Since then, Angelique Kidjo’s career and art have followed a thousand paths. The Beninese artist has become a citizen of the world. Collaboration with stars of jazz, pop, rock, and African music have popped up, compiling a very long list of artists who have sought her out and loved her and wanted to play and sing with her, including Manu Dibango, Carlos Santana, Buddy Guy, Alicia Keys, Peter Gabriel, Branford Marsalis, Tony Allen, Youssou N’Dour and Italy’s Carmen Consoli, with whom she recorded the beautiful Mother Earth. She has received awards, accolades, triumphs, won four Grammys and played on all five continents, finding success everywhere. But above all, she has become one of the most original artists of our time, able to move with incredible confidence and creativity between rock, jazz, electronica, pop, polyrhythm, funk, dance, while always remaining deeply African. She can fill the music of the Kronos Quartet as well as she does the Talking Heads, Celia Cruz or Philip Glass, and stands by the side of artists as they make music history, like Dr. John and John Mayer.

And that’s not all: Angelique Kidjo is one of the most committed artists socially. It is not just a matter of words or attitudes. She doesn’t separate the artist from the woman. She fights daily for peace and in defence of the environment, minorities, and women, with an inclusive and unified message that is closely connected to her music. She is a UNICEF ambassador, an animator of Batonga, her association works to provide primary and secondary schooling of Africans girls and has been a lifelong proponent of environmental protection. Angelique Kidjo speaks mostly about women in Africa, as she did beautifully in her autobiography, ‘Spirit Rising,’ which was dedicated to the younger generation, to those who will not only inherit the world but who, as she claims, will change Africa: “I hope this story can inspire many girls in Africa to insist on truly dreaming. Their dreams and strength are what will change the continent, my heart tells me so.” Angelique dreams, but she knows well that there are huge difficulties, that poverty is the first problem to be addressed, “because it conditions everything,” she recalls, “first of all, health, both mental and physical, particularly of young people. And then it prevents access to education, a key element in the development of the whole continent, because those who have access to culture also have access to politics, and of course to democracy, which is an extraordinary instrument of freedom. I dream that it can finally change the narrative of Africa, which continues to be one of poverty and endless wars, which everyone accepts as the only face of the whole continent. On the contrary, Africa is full of different cultures, diversity, beauty, and wonders, which we Africans ourselves often don’t know about, and in many ways, no one wants that to happen because if we knew how to tell our story and our reality well, with our own means, our own ways and our own content, things could really change. But cultural colonialism there has never ended. So many, too many countries are not really independent.”

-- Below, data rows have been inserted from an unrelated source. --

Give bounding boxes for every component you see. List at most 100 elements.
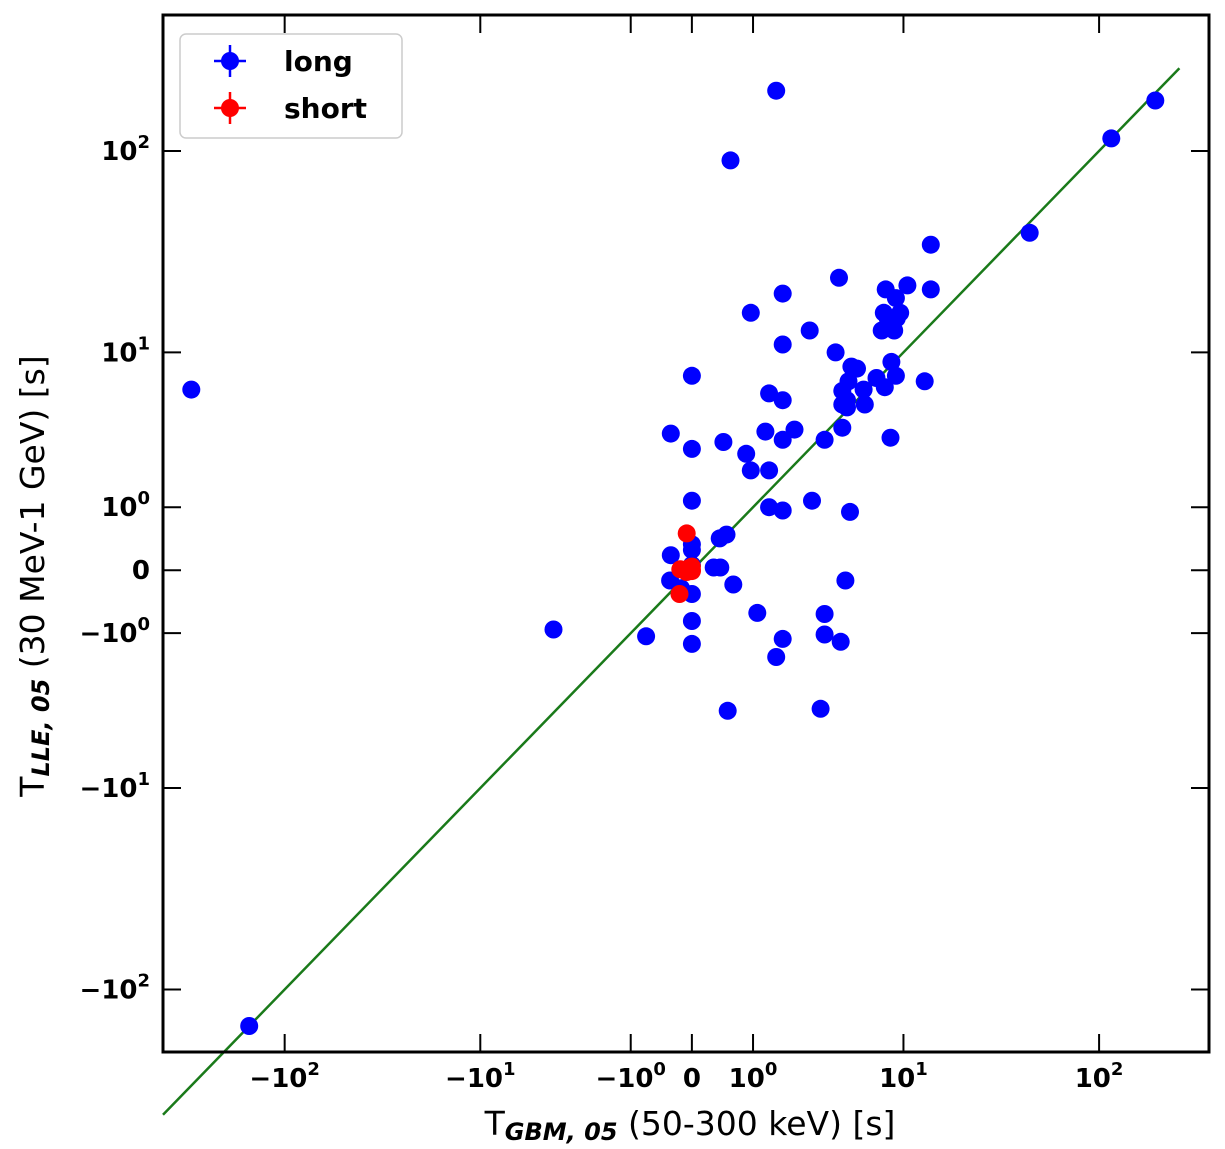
point-long-25: [737, 444, 756, 463]
legend-entry-short: short: [214, 92, 367, 125]
point-long-20: [717, 525, 736, 544]
x-tick-label-exponent: 0: [765, 1059, 778, 1080]
point-long-12: [682, 540, 701, 559]
y-tick-label-exponent: 1: [137, 769, 150, 790]
point-long-54: [836, 571, 855, 590]
y-tick-label-2: 100: [101, 488, 150, 523]
point-long-57: [839, 372, 858, 391]
x-tick-label-exponent: 2: [1111, 1059, 1124, 1080]
x-tick-label-exponent: 0: [653, 1059, 666, 1080]
y-axis-label-subscript: LLE, 05: [27, 679, 55, 777]
y-tick-label-4: −100: [80, 614, 151, 649]
point-long-21: [711, 558, 730, 577]
y-tick-label-base: 10: [101, 137, 137, 167]
x-tick-label-base: −10: [249, 1064, 307, 1094]
point-long-70: [882, 352, 901, 371]
legend-label-short: short: [284, 92, 367, 125]
point-long-82: [1146, 91, 1165, 110]
point-long-66: [875, 378, 894, 397]
point-long-23: [721, 151, 740, 170]
point-long-62: [855, 395, 874, 414]
point-long-29: [756, 422, 775, 441]
point-short-7: [670, 585, 689, 603]
point-short-6: [677, 563, 696, 581]
x-tick-label-base: 10: [729, 1064, 765, 1094]
point-long-5: [661, 546, 680, 565]
point-long-39: [773, 501, 792, 520]
x-tick-label-5: 101: [879, 1059, 928, 1094]
y-axis-label-suffix: (30 MeV-1 GeV) [s]: [13, 355, 52, 678]
point-long-61: [854, 380, 873, 399]
point-long-10: [682, 491, 701, 510]
point-long-56: [838, 391, 856, 410]
x-tick-label-1: −101: [445, 1059, 516, 1094]
point-long-60: [848, 359, 866, 378]
axis-ticks: [163, 15, 1209, 1052]
x-axis-label-suffix: (50-300 keV) [s]: [618, 1104, 896, 1143]
point-long-50: [831, 632, 850, 651]
point-long-14: [682, 585, 701, 603]
x-tick-label-3: 0: [683, 1064, 701, 1094]
x-tick-label-base: 0: [683, 1064, 701, 1094]
point-long-73: [886, 289, 905, 308]
y-tick-label-0: 102: [101, 132, 150, 167]
point-short-0: [677, 524, 696, 543]
y-tick-label-1: 101: [101, 333, 150, 368]
point-long-35: [773, 284, 792, 303]
point-long-48: [826, 343, 845, 362]
x-tick-label-4: 100: [729, 1059, 778, 1094]
point-long-43: [803, 491, 821, 510]
point-long-77: [915, 372, 934, 391]
point-long-9: [682, 439, 701, 458]
legend-entry-long: long: [214, 45, 353, 78]
legend-marker-long: [221, 52, 239, 70]
point-long-33: [767, 81, 786, 100]
point-long-75: [891, 303, 910, 322]
x-tick-label-base: 10: [1075, 1064, 1111, 1094]
point-long-38: [773, 430, 792, 449]
point-long-8: [682, 366, 701, 385]
point-long-34: [767, 648, 786, 666]
x-tick-label-exponent: 1: [503, 1059, 516, 1080]
point-long-4: [661, 424, 680, 443]
x-tick-label-0: −102: [249, 1059, 320, 1094]
point-long-32: [760, 498, 779, 517]
point-long-31: [760, 461, 779, 480]
x-tick-label-6: 102: [1075, 1059, 1124, 1094]
point-long-45: [815, 430, 834, 449]
y-tick-label-3: 0: [132, 556, 150, 586]
point-long-0: [182, 380, 201, 399]
y-axis-label: TLLE, 05 (30 MeV-1 GeV) [s]: [13, 355, 55, 797]
point-long-69: [881, 428, 900, 447]
point-long-28: [748, 603, 767, 622]
y-tick-label-6: −102: [80, 970, 151, 1005]
y-tick-label-base: −10: [80, 619, 138, 649]
y-tick-label-base: −10: [80, 975, 138, 1005]
point-long-79: [921, 235, 940, 254]
point-long-80: [1020, 223, 1039, 242]
legend: long short: [179, 33, 403, 139]
point-long-72: [886, 366, 905, 385]
point-long-51: [833, 418, 852, 437]
plot-area: [161, 13, 1211, 1116]
point-long-42: [800, 321, 819, 340]
point-long-19: [714, 433, 733, 451]
point-long-40: [773, 629, 792, 648]
y-tick-label-exponent: 2: [137, 132, 150, 153]
point-long-3: [637, 627, 656, 646]
point-long-44: [811, 699, 830, 718]
point-long-58: [841, 502, 859, 521]
point-long-2: [544, 620, 563, 639]
point-long-24: [718, 701, 737, 720]
plot-frame: [161, 13, 1211, 1054]
point-long-16: [682, 634, 701, 653]
point-long-47: [815, 625, 834, 644]
point-long-76: [898, 276, 917, 295]
point-long-22: [724, 575, 743, 594]
y-tick-label-exponent: 0: [137, 614, 150, 635]
x-tick-label-exponent: 1: [915, 1059, 928, 1080]
y-axis-label-prefix: T: [13, 776, 52, 798]
y-tick-label-base: −10: [80, 774, 138, 804]
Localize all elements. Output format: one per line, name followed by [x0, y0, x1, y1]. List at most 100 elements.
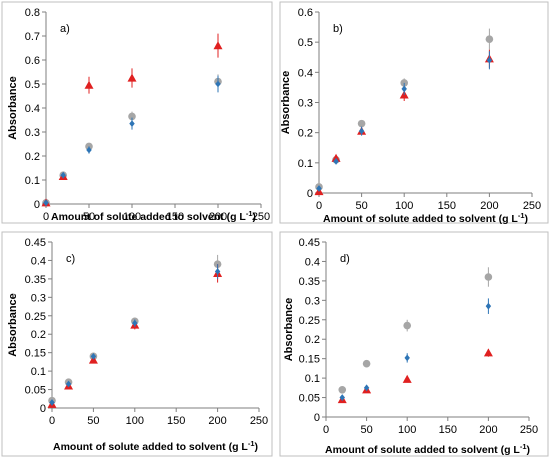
data-point-triangle — [213, 41, 223, 50]
data-point-diamond — [129, 120, 135, 127]
data-point-triangle — [483, 348, 493, 357]
panel-frame — [279, 1, 549, 224]
y-tick-label: 0.5 — [298, 37, 313, 49]
panel-frame — [1, 231, 273, 457]
data-point-diamond — [214, 268, 221, 275]
data-point-diamond — [49, 399, 55, 406]
x-axis-label: Amount of solute added to solvent (g L-1… — [323, 211, 528, 225]
data-point-diamond — [486, 56, 493, 64]
panel-label: a) — [60, 23, 70, 35]
y-tick-label: 0.1 — [31, 366, 46, 378]
y-tick-label: 0.4 — [305, 256, 320, 268]
x-tick-label: 200 — [479, 424, 497, 436]
y-tick-label: 0 — [40, 403, 46, 415]
data-point-diamond — [60, 171, 66, 179]
data-point-circle — [403, 321, 412, 330]
y-tick-label: 0 — [34, 199, 40, 211]
y-axis-label: Absorbance — [7, 293, 19, 357]
x-tick-label: 100 — [126, 415, 144, 427]
y-axis-label: Absorbance — [7, 76, 19, 140]
x-tick-label: 250 — [250, 415, 268, 427]
data-point-circle — [128, 112, 136, 121]
y-tick-label: 0.3 — [31, 292, 46, 304]
panel-label: c) — [66, 253, 75, 265]
data-point-triangle — [331, 153, 341, 162]
y-tick-label: 0.15 — [299, 354, 320, 366]
panel-frame — [1, 1, 273, 224]
y-tick-label: 0.4 — [298, 67, 313, 79]
x-axis-label: Amount of solute added to solvent (g L-1… — [53, 439, 258, 453]
y-axis-label: Absorbance — [280, 71, 292, 135]
chart-panel-3: 0 0.05 0.1 0.15 0.2 0.25 0.3 0.35 0.4 0.45 0 50 100 1… — [1, 231, 273, 457]
data-point-diamond — [363, 384, 370, 392]
chart-panel-4: 0 0.05 0.1 0.15 0.2 0.25 0.3 0.35 0.4 0.45 0 50 100 1… — [279, 231, 549, 457]
y-axis-label: Absorbance — [283, 298, 295, 362]
data-point-diamond — [401, 85, 407, 93]
x-tick-label: 150 — [167, 415, 185, 427]
x-tick-label: 50 — [360, 424, 372, 436]
y-tick-label: 0.3 — [298, 98, 313, 110]
x-tick-label: 250 — [520, 424, 538, 436]
y-tick-label: 0.25 — [25, 311, 46, 323]
x-tick-label: 200 — [209, 211, 227, 223]
x-tick-label: 50 — [83, 211, 95, 223]
y-tick-label: 0.35 — [25, 274, 46, 286]
x-tick-label: 250 — [252, 211, 270, 223]
x-axis-label: Amount of solute added to solvent (g L-1… — [51, 209, 256, 223]
x-tick-label: 0 — [49, 415, 55, 427]
x-tick-label: 200 — [208, 415, 226, 427]
data-point-circle — [400, 79, 409, 87]
data-point-diamond — [316, 185, 322, 192]
x-tick-label: 150 — [166, 211, 184, 223]
panel-frame — [279, 231, 549, 457]
y-tick-label: 0.2 — [305, 334, 320, 346]
y-tick-label: 0.4 — [31, 255, 46, 267]
y-tick-label: 0.3 — [305, 295, 320, 307]
data-point-circle — [338, 385, 347, 394]
data-point-diamond — [215, 80, 221, 88]
y-tick-label: 0.2 — [298, 128, 313, 140]
y-tick-label: 0.1 — [305, 373, 320, 385]
x-tick-label: 50 — [87, 415, 99, 427]
y-tick-label: 0.45 — [25, 237, 46, 249]
x-tick-label: 0 — [43, 211, 49, 223]
x-tick-label: 250 — [523, 200, 541, 212]
x-tick-label: 50 — [355, 200, 367, 212]
data-point-diamond — [86, 146, 92, 154]
x-tick-label: 150 — [438, 200, 456, 212]
y-tick-label: 0.3 — [25, 127, 40, 139]
y-tick-label: 0.5 — [25, 79, 40, 91]
y-tick-label: 0.6 — [298, 7, 313, 19]
panel-label: d) — [340, 253, 350, 265]
x-tick-label: 200 — [480, 200, 498, 212]
x-tick-label: 100 — [398, 424, 416, 436]
data-point-diamond — [43, 199, 49, 207]
panel-label: b) — [333, 23, 343, 35]
data-point-diamond — [339, 394, 345, 401]
data-point-triangle — [127, 73, 137, 82]
y-tick-label: 0.15 — [25, 348, 46, 360]
data-point-diamond — [132, 319, 138, 327]
data-point-diamond — [65, 380, 72, 388]
y-tick-label: 0.7 — [25, 31, 40, 43]
data-point-circle — [484, 273, 493, 281]
y-tick-label: 0.1 — [25, 175, 40, 187]
y-tick-label: 0.45 — [299, 237, 320, 249]
data-point-diamond — [485, 302, 492, 310]
y-tick-label: 0.1 — [298, 158, 313, 170]
x-axis-label: Amount of solute added to solvent (g L-1… — [325, 442, 530, 456]
x-tick-label: 100 — [395, 200, 413, 212]
data-point-diamond — [404, 354, 410, 362]
chart-panel-1: 0 0.1 0.2 0.3 0.4 0.5 0.6 0.7 0.8 0 50 100 150 200 250… — [1, 1, 273, 224]
y-tick-label: 0.05 — [299, 393, 320, 405]
data-point-circle — [362, 359, 371, 368]
y-tick-label: 0.35 — [299, 276, 320, 288]
x-tick-label: 0 — [323, 424, 329, 436]
y-tick-label: 0 — [314, 412, 320, 424]
data-point-diamond — [90, 352, 97, 360]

It is no coincidence that Time, a few months ago, named her one of the 100 most influential personalities of 2021, or that the BBC did the year before. To celebrate the anniversary of Benin’s independence, the New York Times put her on the front page. Amnesty International honoured her as one of the most influential activists in defence of personal freedoms. Angelique Kidjo proves, with her life and her commitment, that music and art can be a beautiful tool for peace, for including life, for personal and collective human growth. Passion and nature, politics and life, freedom and art meet in Angelique Kidjo’s music, which is made of flesh and blood, of heart and poetry, of rhythm and warmth. It is rooted in an ancient Africa, but also has the strength of one who knows how to live today and imagine the future. It is music for the body and mind, which finds its manifestation in the expressive power of her singing, in her stage presence, in the power of her dance, which over the years have captured the attention of millions of spectators at her shows, who have experienced how powerfully alive her art is, fully charged with beauty and feeling, an unstoppable flow of emotions and thoughts, experimentation and fun, anger and visions. It is the highly original and personal music of one of the greatest artists of our time.